Property gains are magnified by borrowing
One of the big difference is that you will invest more money into a property in the first place and also borrow extra big amount with a mortgage. In case the price of the property increases, the gains can be maximized because the amount you have invested is much larger. That works well when property prices rise, however, there is no guarantee they will keep on rising and at the same time, there is also no guarantee that the interest on borrowings will stay low.
Pension funds can invest in property as well as other assets
Do you know, you can invest your pension in different assets as well?

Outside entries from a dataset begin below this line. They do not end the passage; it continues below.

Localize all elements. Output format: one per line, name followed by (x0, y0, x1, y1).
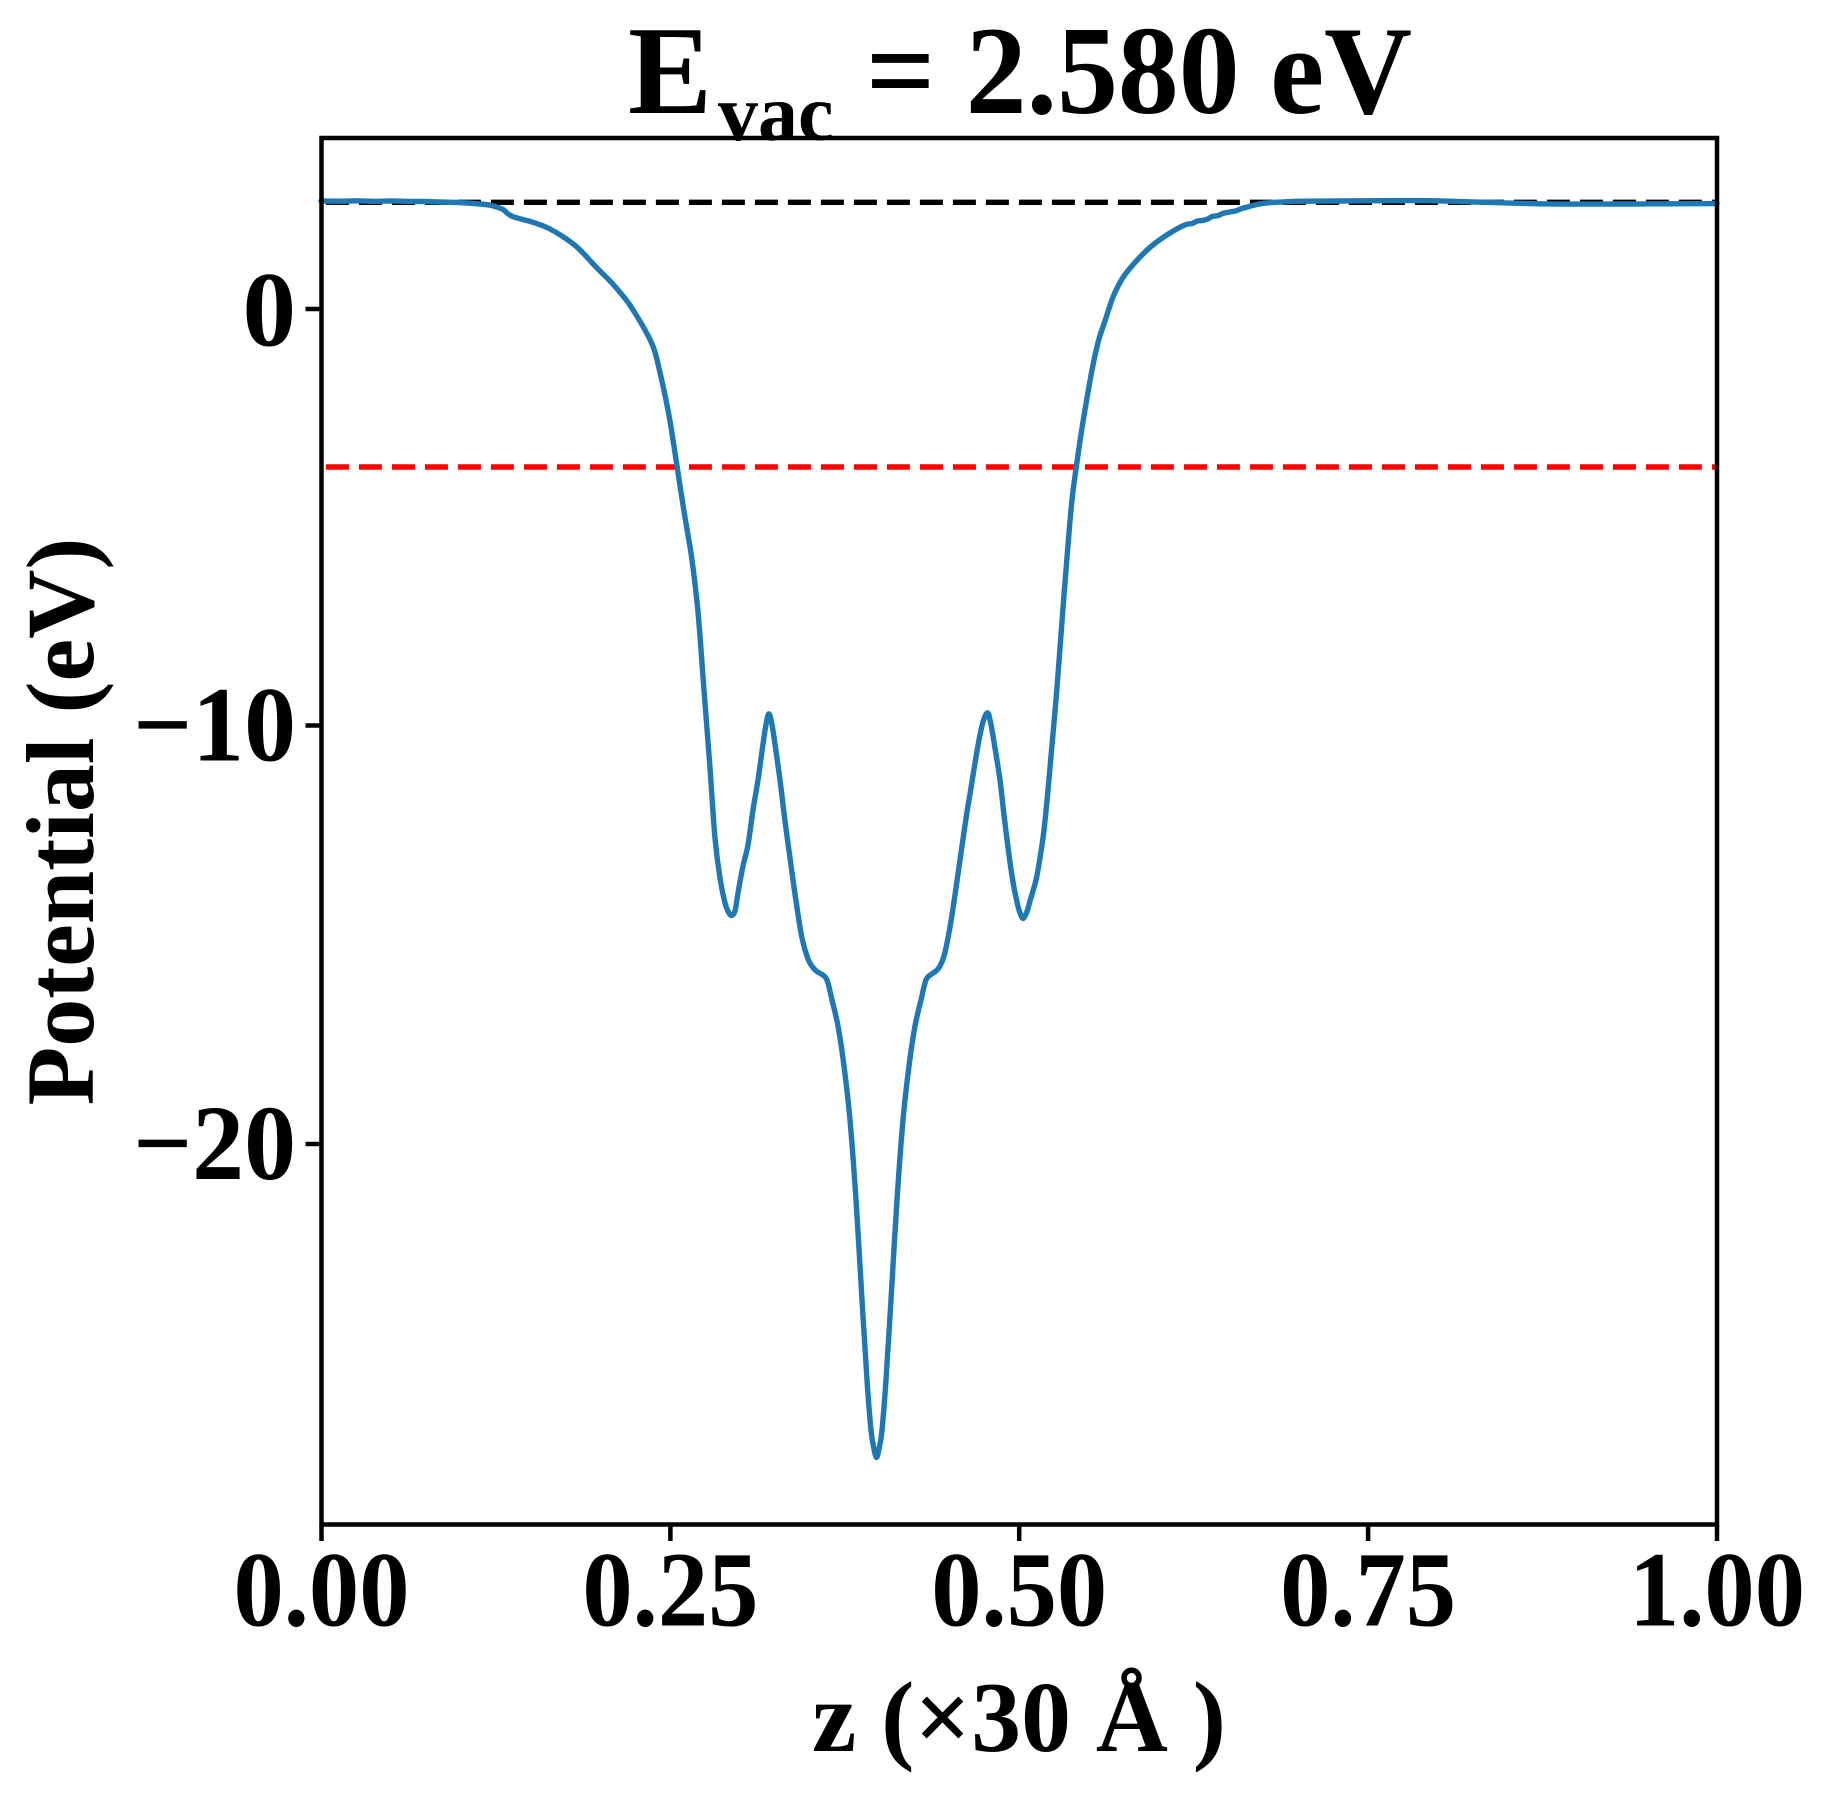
svg-text:0.25: 0.25 (582, 1532, 758, 1650)
svg-text:0.75: 0.75 (1280, 1532, 1456, 1650)
svg-text:0.00: 0.00 (234, 1532, 410, 1650)
svg-text:Potential (eV): Potential (eV) (7, 538, 114, 1106)
svg-text:z (×30 Å ): z (×30 Å ) (812, 1661, 1226, 1773)
svg-text:0.50: 0.50 (931, 1532, 1107, 1650)
svg-text:E: E (628, 2, 712, 141)
svg-text:vac: vac (718, 70, 834, 158)
svg-text:= 2.580 eV: = 2.580 eV (866, 2, 1412, 141)
svg-text:0: 0 (243, 252, 297, 370)
svg-text:1.00: 1.00 (1629, 1532, 1805, 1650)
svg-text:−20: −20 (133, 1085, 296, 1203)
svg-text:−10: −10 (133, 667, 296, 785)
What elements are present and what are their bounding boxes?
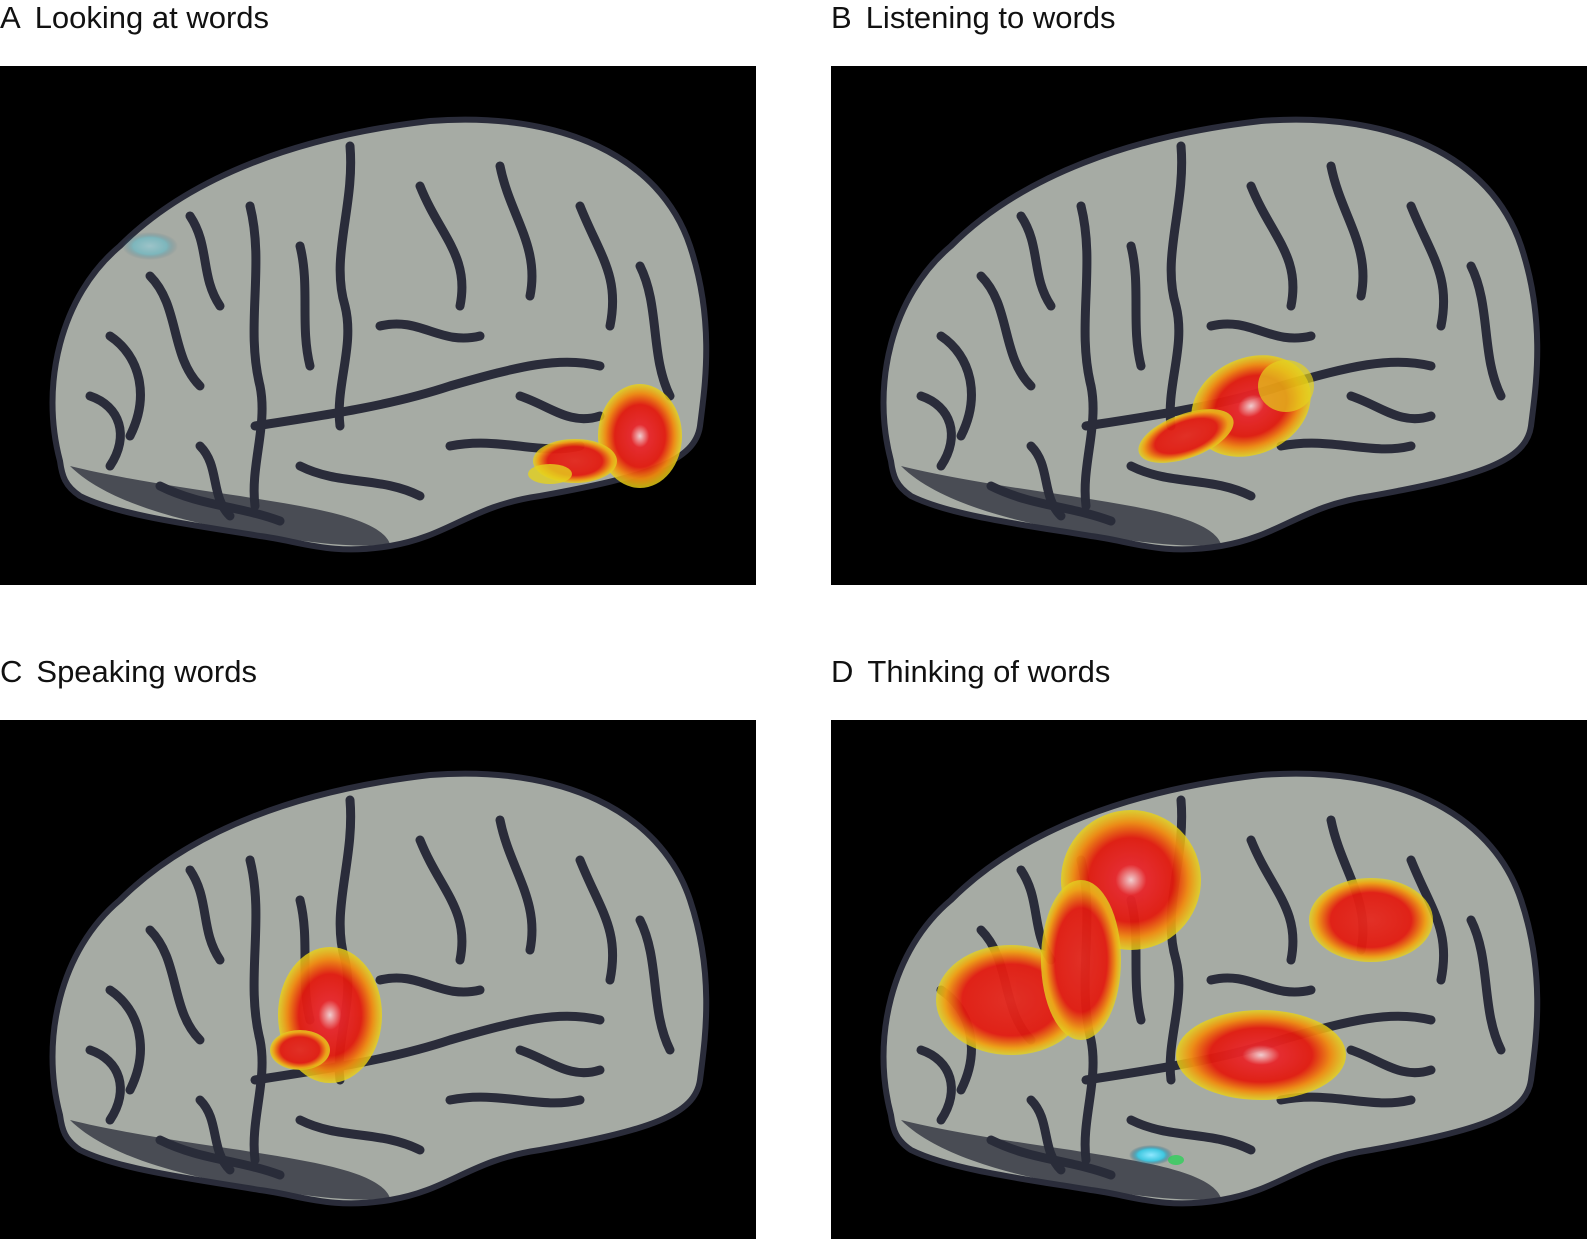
panel-a-label: A Looking at words bbox=[0, 0, 269, 36]
panel-d-letter: D bbox=[831, 654, 854, 689]
brain-image-looking bbox=[0, 66, 756, 585]
panel-c-label: C Speaking words bbox=[0, 654, 257, 690]
activation-region-occipital bbox=[528, 384, 682, 488]
panel-b-letter: B bbox=[831, 0, 852, 35]
panel-c-title: Speaking words bbox=[36, 654, 257, 689]
brain-image-listening bbox=[831, 66, 1587, 585]
panel-b-title: Listening to words bbox=[865, 0, 1116, 35]
panel-c-letter: C bbox=[0, 654, 23, 689]
panel-b-label: B Listening to words bbox=[831, 0, 1116, 36]
panel-d-label: D Thinking of words bbox=[831, 654, 1110, 690]
brain-image-speaking bbox=[0, 720, 756, 1239]
panel-a-title: Looking at words bbox=[34, 0, 270, 35]
panel-a-letter: A bbox=[0, 0, 21, 35]
negative-region-cerebellum bbox=[1129, 1145, 1184, 1165]
brain-image-thinking bbox=[831, 720, 1587, 1239]
activation-region-motor bbox=[270, 947, 382, 1083]
activation-region-frontal bbox=[936, 810, 1201, 1055]
panel-d-title: Thinking of words bbox=[867, 654, 1111, 689]
activation-region-temporal bbox=[1138, 355, 1314, 463]
activation-region-temporal bbox=[1176, 1010, 1346, 1100]
activation-region-parietal bbox=[1309, 878, 1433, 962]
negative-region bbox=[122, 232, 178, 260]
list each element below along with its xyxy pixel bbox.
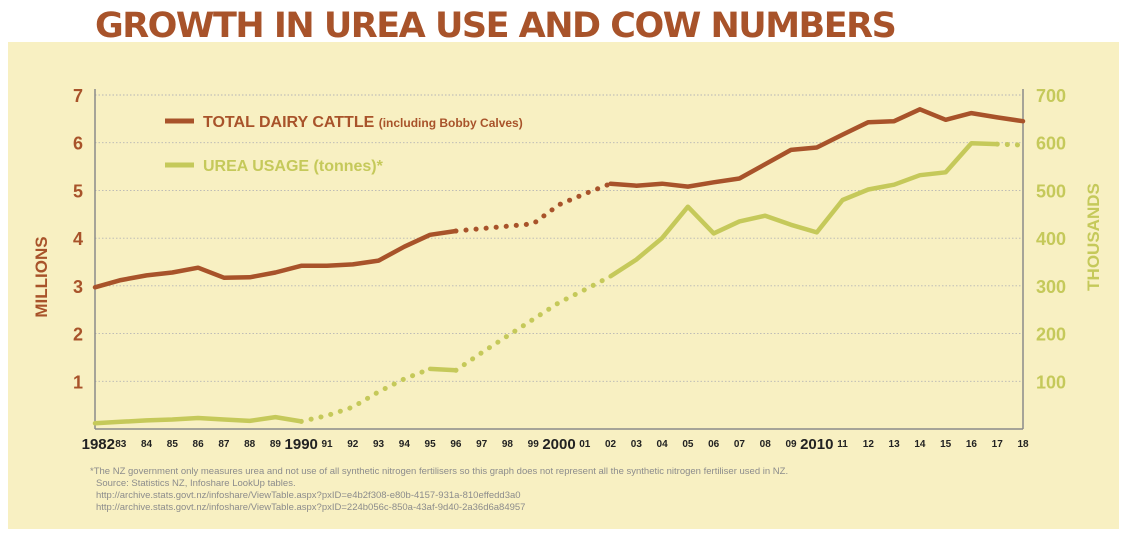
x-tick-label: 83 — [115, 439, 127, 450]
x-tick-label: 85 — [167, 439, 179, 450]
dairy-cattle-line-solid — [608, 107, 1026, 189]
dairy-cattle-line-solid — [92, 228, 459, 290]
chart-title: GROWTH IN UREA USE AND COW NUMBERS — [95, 6, 897, 46]
legend: TOTAL DAIRY CATTLE (including Bobby Calv… — [165, 114, 523, 175]
y-tick-label-right: 300 — [1036, 277, 1066, 297]
urea-usage-line-dotted — [298, 366, 433, 424]
x-tick-label: 18 — [1017, 439, 1029, 450]
x-tick-label: 2000 — [542, 436, 575, 453]
x-tick-label: 86 — [193, 439, 205, 450]
y-tick-label-left: 7 — [73, 86, 83, 106]
urea-usage-line-dotted — [453, 273, 614, 373]
x-tick-label: 02 — [605, 439, 617, 450]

Including commercial property and property funds. So those who think the property will do well, they can include property investments in their pension fund. Additionally, they can also invest in other assets as well.
Don’t put all your eggs in one basket
When investing for the long-term, it is advisable not to put all your eggs in one basket. Because in most cases relying only on one type of investing means you run huge risks unless you possess ‘exceptional’ knowledge in that particular area. Portfolio diversification can reduce risks for you. If you already a homeowner, its value depends on the movement in property prices. Therefore, buying another property means doubling up. That’s fine when the property market is giving better returns, but it is not guaranteed that property will always do well.
So, if you are doing your retirement planning and wants to earn better results from your investments, it is advisable to consider the advice of Tomas Vargas Harvard – investment management professional. And do not forget to study the market before taking any investing decision.